HT29 cells are grown to a density of 105 cells/cm2 in Leibovitz's L-15 medium supplemented with 2 mM L-glutamine (90%) and 10% fetal bovine serum. The cells are collected after treatment with 0.25% trypsin, 0.02% EDTA at 37° C. for 2 to 5 minutes. The trypsinized cells are then diluted with 30 ml growth medium and plated at a density of 50,000 cells per well in a 96 well plate (200 μl/well). The following day, cells are treated with either compound buffer alone, or compound buffer containing a chemical agent to be tested, for 24 hours. The media is then removed, the cells lysed and the RNA recovered using the RNAeasy reagents and protocol obtained from Qiagen. RNA is quantitated and 10 ng of sample in 1 μl are added to 24 μl of Taqman reaction mix containing 1× PCR buffer, RNAsin, reverse transcriptase, nucleoside triphosphates, amplitaq gold, Tween 20, glycerol, bovine serum albumin (BSA) and specific PCR primers and probes for a reference gene (18S RNA) and a test gene (Gene X). Reverse transcription is then carried out at 48° C. for 30 minutes. The sample is then applied to a Perkin Elmer 7700 sequence detector and heat denatured for 10 minutes at 95° C. Amplification is performed through 40 cycles using 15 seconds annealing at 60° C. followed by a 60 second extension at 72° C. and 30 second denaturation at 95° C. Data files are then captured and the data analyzed with the appropriate baseline windows and thresholds.

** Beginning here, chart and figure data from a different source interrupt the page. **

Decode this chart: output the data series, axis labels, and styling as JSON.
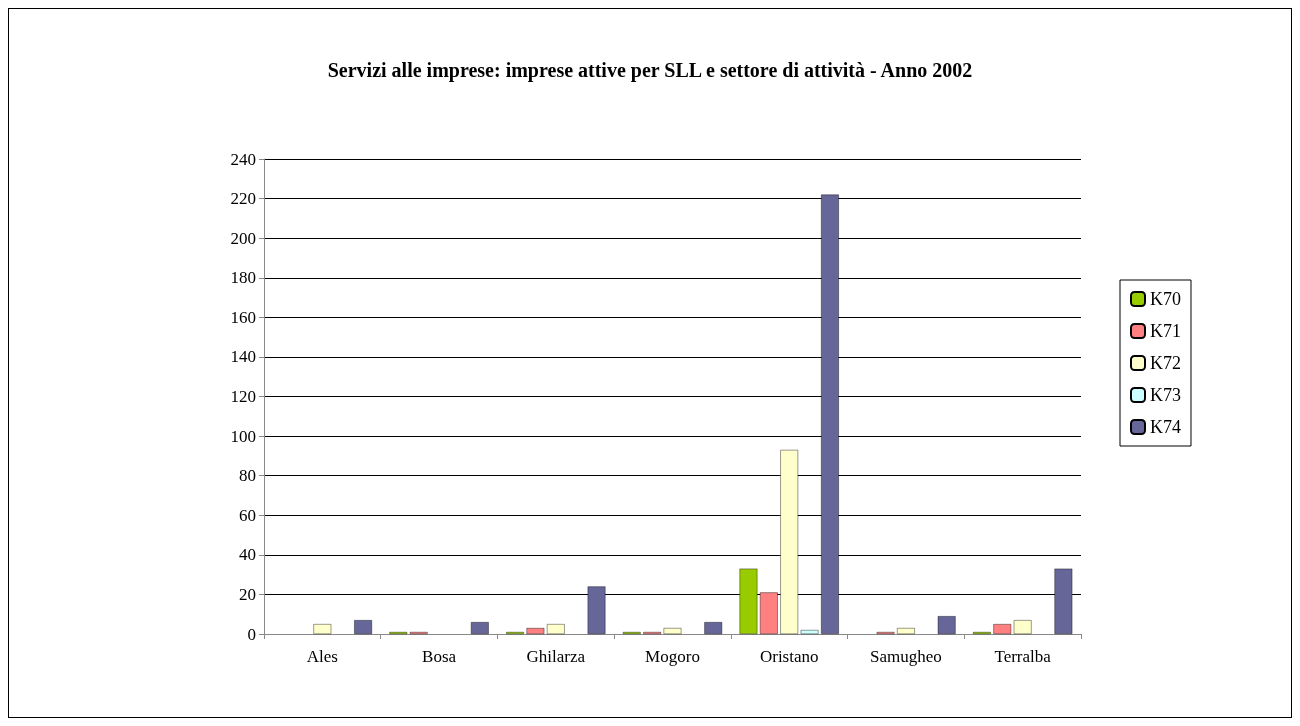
{
  "chart_data": {
    "type": "bar",
    "title": "Servizi alle imprese: imprese attive per SLL e settore di attività - Anno 2002",
    "categories": [
      "Ales",
      "Bosa",
      "Ghilarza",
      "Mogoro",
      "Oristano",
      "Samugheo",
      "Terralba"
    ],
    "series": [
      {
        "name": "K70",
        "color": "#99cc00",
        "values": [
          0,
          1,
          1,
          1,
          33,
          0,
          1
        ]
      },
      {
        "name": "K71",
        "color": "#ff8080",
        "values": [
          0,
          1,
          3,
          1,
          21,
          1,
          5
        ]
      },
      {
        "name": "K72",
        "color": "#ffffcc",
        "values": [
          5,
          0,
          5,
          3,
          93,
          3,
          7
        ]
      },
      {
        "name": "K73",
        "color": "#ccffff",
        "values": [
          0,
          0,
          0,
          0,
          2,
          0,
          0
        ]
      },
      {
        "name": "K74",
        "color": "#666699",
        "values": [
          7,
          6,
          24,
          6,
          222,
          9,
          33
        ]
      }
    ],
    "ylim": [
      0,
      240
    ],
    "yticks": [
      0,
      20,
      40,
      60,
      80,
      100,
      120,
      140,
      160,
      180,
      200,
      220,
      240
    ],
    "grid": "y",
    "legend": "right"
  }
}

The quantitative difference between the target and reference genes is then calculated and a relative expression value determined for all of the samples used. This procedure is then repeated for each of the target genes in a given signature, or characteristic, set and the relative expression ratios for each pair of genes is determined (i.e., a ratio of expression is determined for each target gene versus each of the other genes for which expression is measured, where each gene's absolute expression is determined relative to the reference gene for each compound, or chemical agent, to be screened). The samples are then scored and ranked according to the degree of alteration of the expression profile in the treated samples relative to the control. The overall expression of the set of genes relative to the controls, as modulated by one chemical agent relative to another, is also ascertained. Chemical agents having the most effect on a given gene, or set of genes, are considered the most anti-neoplastic.